ALMA discovers moons in the making

Read time: 3 minutes

Every child on the planet knows the moon: a ball of rock orbiting the Earth. Most of the other planets in our solar system have moons, too. The giant planet Jupiter even has a whopping amount of 79 satellites – four large ones and dozens of tiny moonlets.

So, what about the planets in other solar systems? Over the past 25 years, we have discovered over 4,000 of these so-called exoplanets, orbiting other stars than our own sun. Do they also have moons?

So far, no single ‘exomoon’ has ever been found. But astronomers using ALMA have now made an extraordinary discovery. They found a concentration of dust around a young exoplanet. In the future, this dust will probably clump together into a number of moons.

The central star of the system is known as PDS70. It is about 10 million years old. That’s actually very young for a star. PDS70 is still surrounded by a large ring of gas and dust – material that can clump together into planets.

In fact, two giant planets have already formed around PDS70. They’re about as large and massive as Jupiter. The two planets (PDS70b and PDS70c) were first seen by the European Very Large Telescope (VLT). The VLT is also in northern Chile, just like ALMA.

New observations with ALMA have now revealed a concentration of small dust particles, close to the inner edge of the ring. The dust particles are about one-tenth of a millimeter across. Because of their temperature, they emit invisible radio waves that ALMA can detect.

When the ALMA astronomers compared their results with the observations of the VLT, they were happily surprised. The concentration of dust particles is at precisely the same location as the outer planet, PDS70c.

That can mean only one thing. The dust particles must orbit the young planet. So if these dust particles will also clump together in the future, we will be left with a giant planet with its own system of moons.

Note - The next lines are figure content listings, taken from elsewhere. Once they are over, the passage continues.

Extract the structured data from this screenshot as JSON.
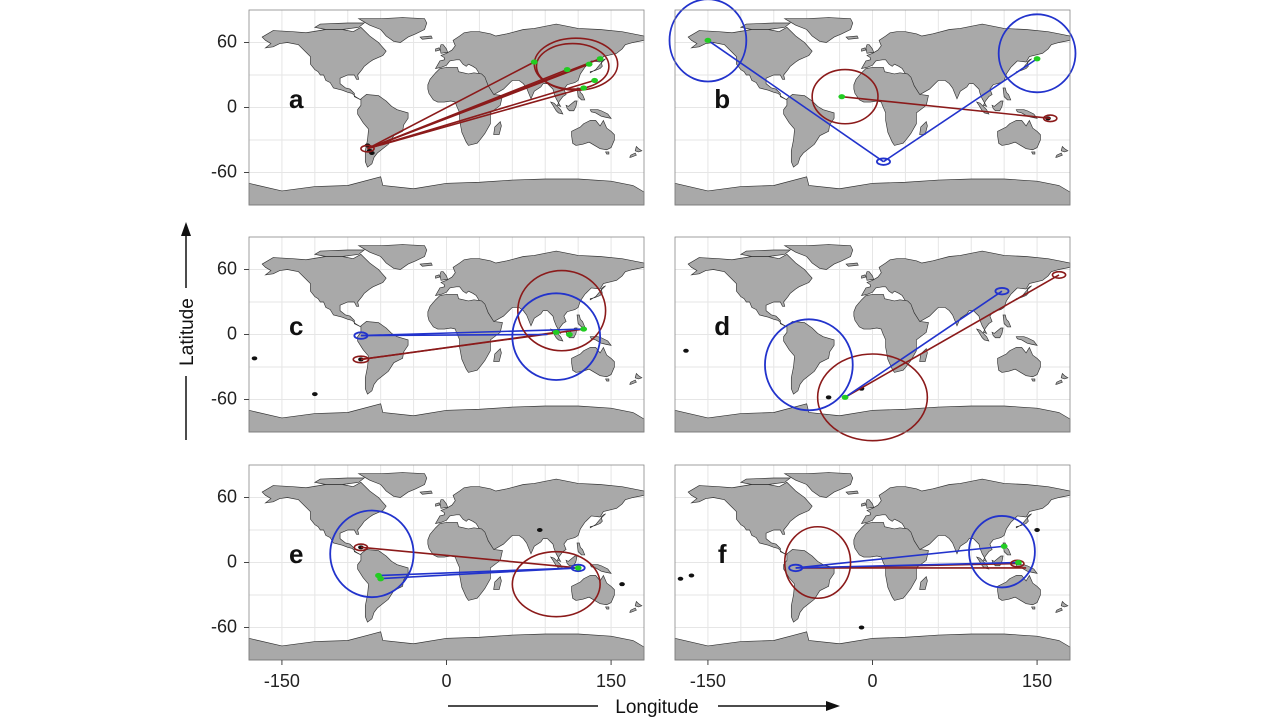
{
  "figure": {
    "xlabel": "Longitude",
    "ylabel": "Latitude",
    "x_ticks": [
      "-150",
      "0",
      "150"
    ],
    "y_ticks": [
      "60",
      "0",
      "-60"
    ],
    "colors": {
      "land": "#a9a9a9",
      "ocean": "#ffffff",
      "dark_red": "#8b1a1a",
      "blue": "#2233cc",
      "green": "#22cc22",
      "grid": "#e6e6e6"
    }
  },
  "chart_data": {
    "type": "map",
    "xlim": [
      -180,
      180
    ],
    "ylim": [
      -90,
      90
    ],
    "grid": true,
    "panels": [
      {
        "label": "a",
        "red_lines": [
          [
            -72,
            -38,
            80,
            42
          ],
          [
            -72,
            -38,
            110,
            35
          ],
          [
            -72,
            -38,
            130,
            40
          ],
          [
            -72,
            -38,
            140,
            45
          ],
          [
            -72,
            -38,
            125,
            18
          ],
          [
            -72,
            -38,
            135,
            25
          ]
        ],
        "blue_lines": [],
        "red_circles": [
          [
            -72,
            -38,
            6,
            3
          ],
          [
            118,
            40,
            38,
            24
          ],
          [
            115,
            38,
            33,
            21
          ]
        ],
        "blue_circles": [],
        "green_points": [
          [
            80,
            42
          ],
          [
            110,
            35
          ],
          [
            130,
            40
          ],
          [
            140,
            45
          ],
          [
            125,
            18
          ],
          [
            135,
            25
          ]
        ],
        "black_points": [
          [
            -70,
            -40
          ],
          [
            -72,
            -35
          ],
          [
            -68,
            -42
          ]
        ]
      },
      {
        "label": "b",
        "red_lines": [
          [
            -28,
            10,
            162,
            -10
          ]
        ],
        "blue_lines": [
          [
            -150,
            62,
            10,
            -50
          ],
          [
            10,
            -50,
            150,
            45
          ]
        ],
        "red_circles": [
          [
            -25,
            10,
            30,
            25
          ],
          [
            162,
            -10,
            6,
            3
          ]
        ],
        "blue_circles": [
          [
            -150,
            62,
            35,
            38
          ],
          [
            150,
            50,
            35,
            36
          ],
          [
            10,
            -50,
            6,
            3
          ]
        ],
        "green_points": [
          [
            -150,
            62
          ],
          [
            150,
            45
          ],
          [
            -28,
            10
          ]
        ],
        "black_points": [
          [
            160,
            -10
          ]
        ]
      },
      {
        "label": "c",
        "red_lines": [
          [
            -78,
            -23,
            100,
            2
          ],
          [
            -78,
            -23,
            125,
            5
          ]
        ],
        "blue_lines": [
          [
            -78,
            -1,
            92,
            0
          ],
          [
            -78,
            -1,
            125,
            5
          ]
        ],
        "red_circles": [
          [
            -78,
            -23,
            7,
            3
          ],
          [
            105,
            22,
            40,
            37
          ]
        ],
        "blue_circles": [
          [
            -78,
            -1,
            6,
            3
          ],
          [
            100,
            -2,
            40,
            40
          ]
        ],
        "green_points": [
          [
            100,
            2
          ],
          [
            112,
            0
          ],
          [
            125,
            5
          ]
        ],
        "black_points": [
          [
            -78,
            -23
          ],
          [
            -175,
            -22
          ],
          [
            -120,
            -55
          ]
        ]
      },
      {
        "label": "d",
        "red_lines": [
          [
            -25,
            -58,
            170,
            55
          ]
        ],
        "blue_lines": [
          [
            -25,
            -58,
            118,
            40
          ]
        ],
        "red_circles": [
          [
            170,
            55,
            6,
            3
          ],
          [
            0,
            -58,
            50,
            40
          ]
        ],
        "blue_circles": [
          [
            118,
            40,
            6,
            3
          ],
          [
            -58,
            -28,
            40,
            42
          ]
        ],
        "green_points": [
          [
            -25,
            -58
          ]
        ],
        "black_points": [
          [
            -170,
            -15
          ],
          [
            -40,
            -58
          ],
          [
            -10,
            -50
          ]
        ]
      },
      {
        "label": "e",
        "red_lines": [
          [
            -78,
            14,
            120,
            -5
          ]
        ],
        "blue_lines": [
          [
            -62,
            -15,
            120,
            -5
          ],
          [
            -62,
            -12,
            120,
            -5
          ]
        ],
        "red_circles": [
          [
            -78,
            14,
            6,
            3
          ],
          [
            100,
            -20,
            40,
            30
          ]
        ],
        "blue_circles": [
          [
            -68,
            8,
            38,
            40
          ],
          [
            120,
            -5,
            6,
            3
          ]
        ],
        "green_points": [
          [
            -62,
            -12
          ],
          [
            -60,
            -15
          ],
          [
            120,
            -5
          ]
        ],
        "black_points": [
          [
            -78,
            14
          ],
          [
            85,
            30
          ],
          [
            160,
            -20
          ]
        ]
      },
      {
        "label": "f",
        "red_lines": [
          [
            -65,
            -5,
            133,
            -1
          ],
          [
            -65,
            -5,
            140,
            -5
          ]
        ],
        "blue_lines": [
          [
            -70,
            -5,
            120,
            15
          ],
          [
            -70,
            -5,
            133,
            0
          ]
        ],
        "red_circles": [
          [
            -50,
            0,
            30,
            33
          ],
          [
            132,
            -1,
            6,
            3
          ]
        ],
        "blue_circles": [
          [
            -70,
            -5,
            6,
            3
          ],
          [
            118,
            10,
            30,
            33
          ]
        ],
        "green_points": [
          [
            120,
            15
          ],
          [
            133,
            0
          ]
        ],
        "black_points": [
          [
            -175,
            -15
          ],
          [
            -165,
            -12
          ],
          [
            -10,
            -60
          ],
          [
            150,
            30
          ]
        ]
      }
    ]
  }
}
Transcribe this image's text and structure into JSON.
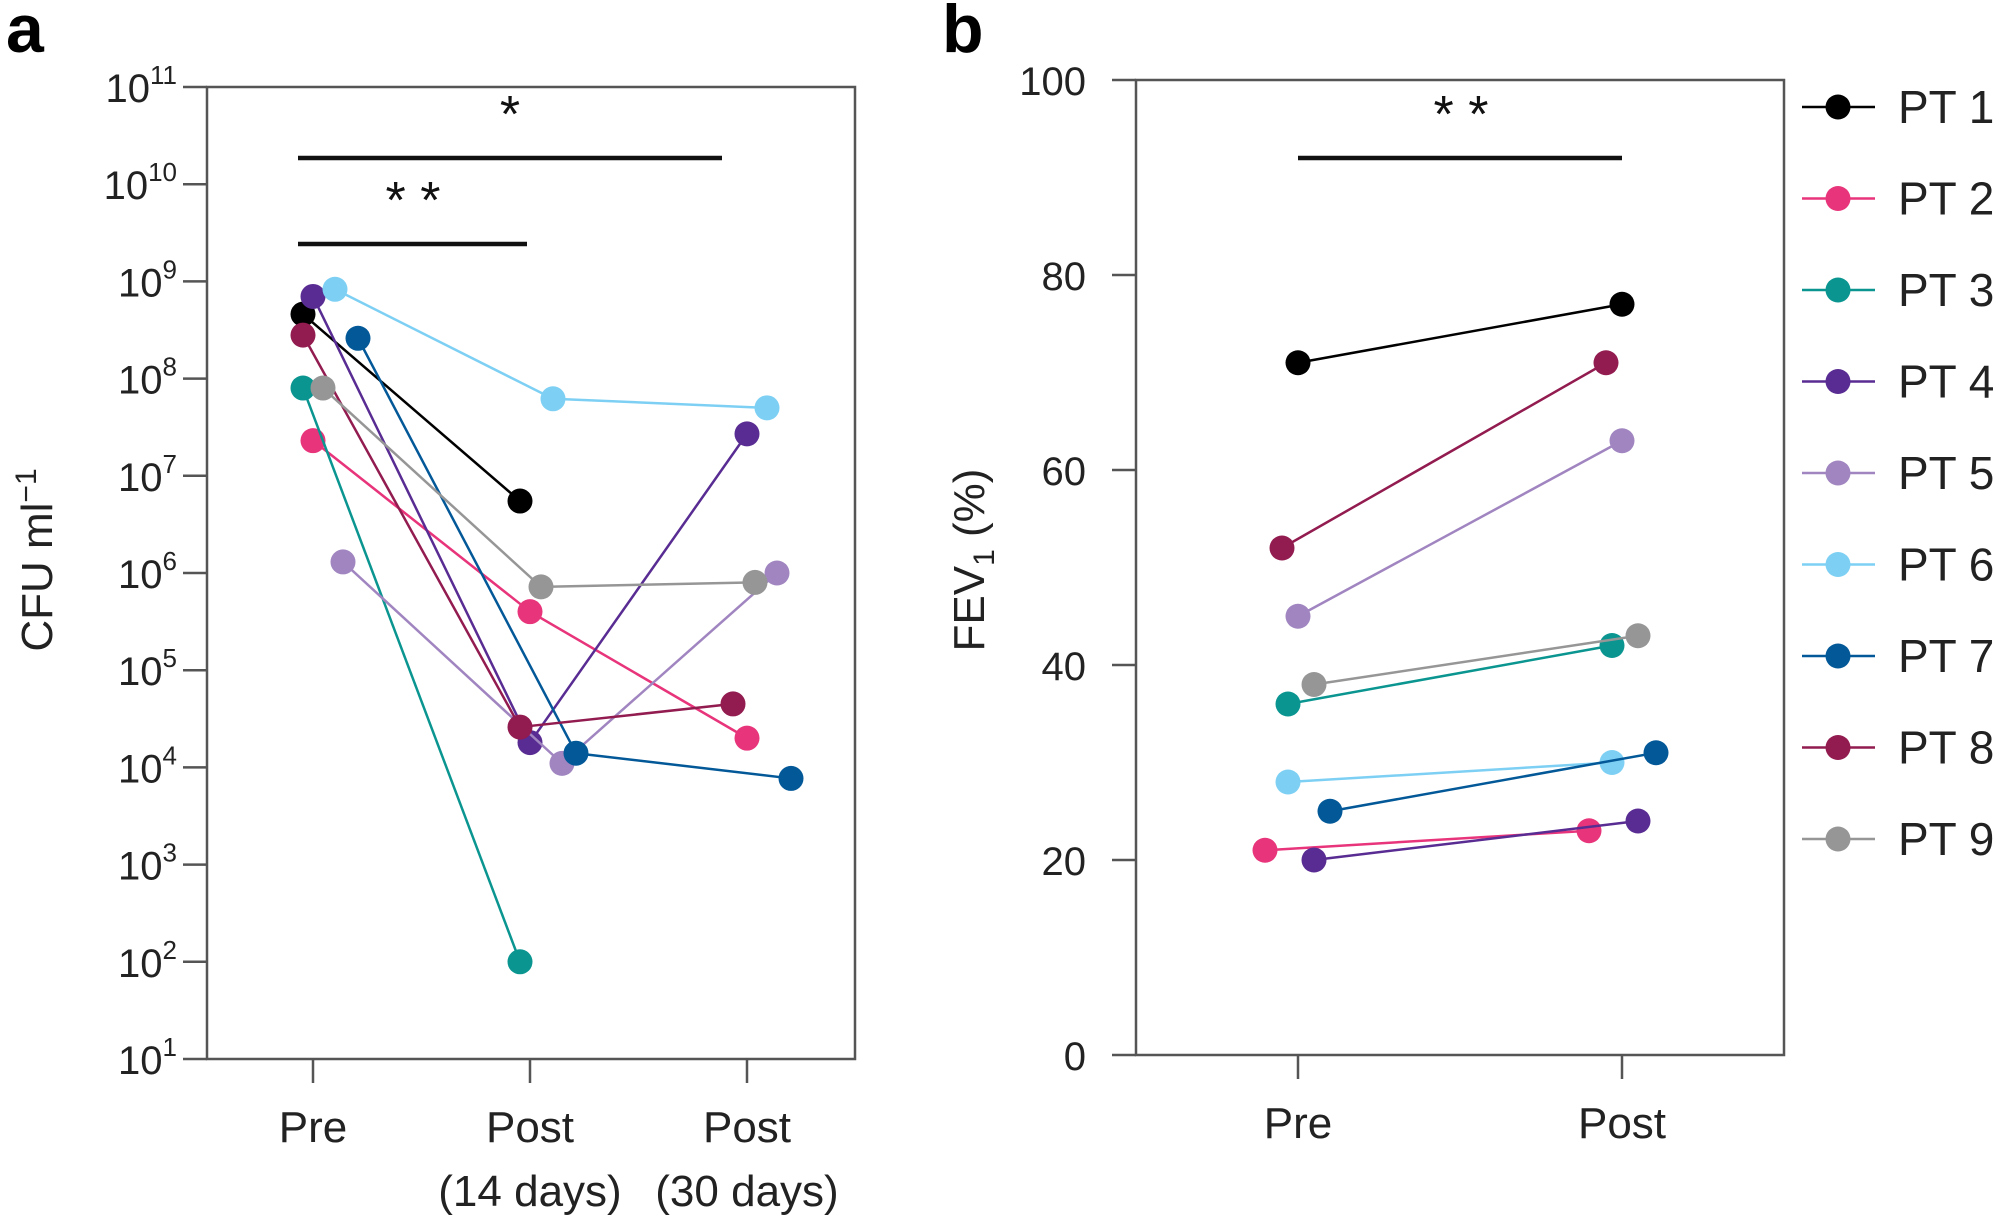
{
  "chart_data": [
    {
      "panel": "a",
      "type": "line",
      "scale": "log",
      "title": "",
      "xlabel": "",
      "ylabel": "CFU ml",
      "ylabel_superscript": "−1",
      "categories": [
        {
          "line1": "Pre",
          "line2": ""
        },
        {
          "line1": "Post",
          "line2": "(14 days)"
        },
        {
          "line1": "Post",
          "line2": "(30 days)"
        }
      ],
      "ylim_exponent": [
        1,
        11
      ],
      "yticks": [
        {
          "base": "10",
          "exp": "11"
        },
        {
          "base": "10",
          "exp": "10"
        },
        {
          "base": "10",
          "exp": "9"
        },
        {
          "base": "10",
          "exp": "8"
        },
        {
          "base": "10",
          "exp": "7"
        },
        {
          "base": "10",
          "exp": "6"
        },
        {
          "base": "10",
          "exp": "5"
        },
        {
          "base": "10",
          "exp": "4"
        },
        {
          "base": "10",
          "exp": "3"
        },
        {
          "base": "10",
          "exp": "2"
        },
        {
          "base": "10",
          "exp": "1"
        }
      ],
      "significance": [
        {
          "from": 0,
          "to": 2,
          "label": "*"
        },
        {
          "from": 0,
          "to": 1,
          "label": "**"
        }
      ],
      "series": [
        {
          "name": "PT 1",
          "values": [
            460000000.0,
            5500000.0,
            null
          ]
        },
        {
          "name": "PT 2",
          "values": [
            23000000.0,
            400000.0,
            20000.0
          ]
        },
        {
          "name": "PT 3",
          "values": [
            80000000.0,
            100.0,
            null
          ]
        },
        {
          "name": "PT 4",
          "values": [
            700000000.0,
            18000.0,
            27000000.0
          ]
        },
        {
          "name": "PT 5",
          "values": [
            1300000.0,
            11000.0,
            1000000.0
          ]
        },
        {
          "name": "PT 6",
          "values": [
            830000000.0,
            62000000.0,
            50000000.0
          ]
        },
        {
          "name": "PT 7",
          "values": [
            260000000.0,
            14000.0,
            7700.0
          ]
        },
        {
          "name": "PT 8",
          "values": [
            280000000.0,
            26000.0,
            45000.0
          ]
        },
        {
          "name": "PT 9",
          "values": [
            80000000.0,
            720000.0,
            800000.0
          ]
        }
      ]
    },
    {
      "panel": "b",
      "type": "line",
      "title": "",
      "xlabel": "",
      "ylabel": "FEV",
      "ylabel_subscript": "1",
      "ylabel_suffix": " (%)",
      "categories": [
        {
          "line1": "Pre",
          "line2": ""
        },
        {
          "line1": "Post",
          "line2": ""
        }
      ],
      "ylim": [
        0,
        100
      ],
      "yticks": [
        "0",
        "20",
        "40",
        "60",
        "80",
        "100"
      ],
      "significance": [
        {
          "from": 0,
          "to": 1,
          "label": "**"
        }
      ],
      "series": [
        {
          "name": "PT 1",
          "values": [
            71,
            77
          ]
        },
        {
          "name": "PT 2",
          "values": [
            21,
            23
          ]
        },
        {
          "name": "PT 3",
          "values": [
            36,
            42
          ]
        },
        {
          "name": "PT 4",
          "values": [
            20,
            24
          ]
        },
        {
          "name": "PT 5",
          "values": [
            45,
            63
          ]
        },
        {
          "name": "PT 6",
          "values": [
            28,
            30
          ]
        },
        {
          "name": "PT 7",
          "values": [
            25,
            31
          ]
        },
        {
          "name": "PT 8",
          "values": [
            52,
            71
          ]
        },
        {
          "name": "PT 9",
          "values": [
            38,
            43
          ]
        }
      ]
    }
  ],
  "legend": {
    "placement": "right",
    "entries": [
      {
        "label": "PT 1",
        "color": "#000000"
      },
      {
        "label": "PT 2",
        "color": "#e8347a"
      },
      {
        "label": "PT 3",
        "color": "#0a9590"
      },
      {
        "label": "PT 4",
        "color": "#582c92"
      },
      {
        "label": "PT 5",
        "color": "#a085c0"
      },
      {
        "label": "PT 6",
        "color": "#7dd0f4"
      },
      {
        "label": "PT 7",
        "color": "#035898"
      },
      {
        "label": "PT 8",
        "color": "#921b4f"
      },
      {
        "label": "PT 9",
        "color": "#969696"
      }
    ]
  },
  "panel_labels": [
    "a",
    "b"
  ]
}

Four and a half billion years ago, our solar system was as young as PDS70 is now. Back then, a similar disk of dust probably surrounded the newly born planet Jupiter. Jupiter’s four large moons were formed from that disk. So the new discovery may also help astronomers to better understand the formation of moons in our own solar system.

What was observed?

PDS70 is a young star in the southern constellation Centaurus, at a distance of some 370 light-years. It was born just 10 million years ago. The star is a bit less massive than our own sun. In 2006, astronomers discovered that the star is surrounded by a planet-forming disk of gas and dust. In 2018, a giant planet was found: PDS70b. One year later, a second planet was discovered: PDS70c. Both planets are a few times larger and more massive than Jupiter. PDS70c orbits the star at a distance of just over five billion kilometers, about the same distance as Neptune is from the sun. At this considerable distance, it takes almost 250 years to complete one orbit. ALMA has now discovered that moons are forming around this second planet.

Who observed this?

The concentration of small dust particles surrounding the planet PDS70c was discovered by a group of scientists led by Andrea Isella. Andrea is an astronomer from Rice University in Houston, Texas. In studying PDS70 he worked together with Myriam Benisty and Laura Pérez from Chile, Richard Teague and Jaehan Bae (USA), and Miriam Keppler and Stefano Facchini (Germany). The new results have been published in Astrophysical Journal Letters.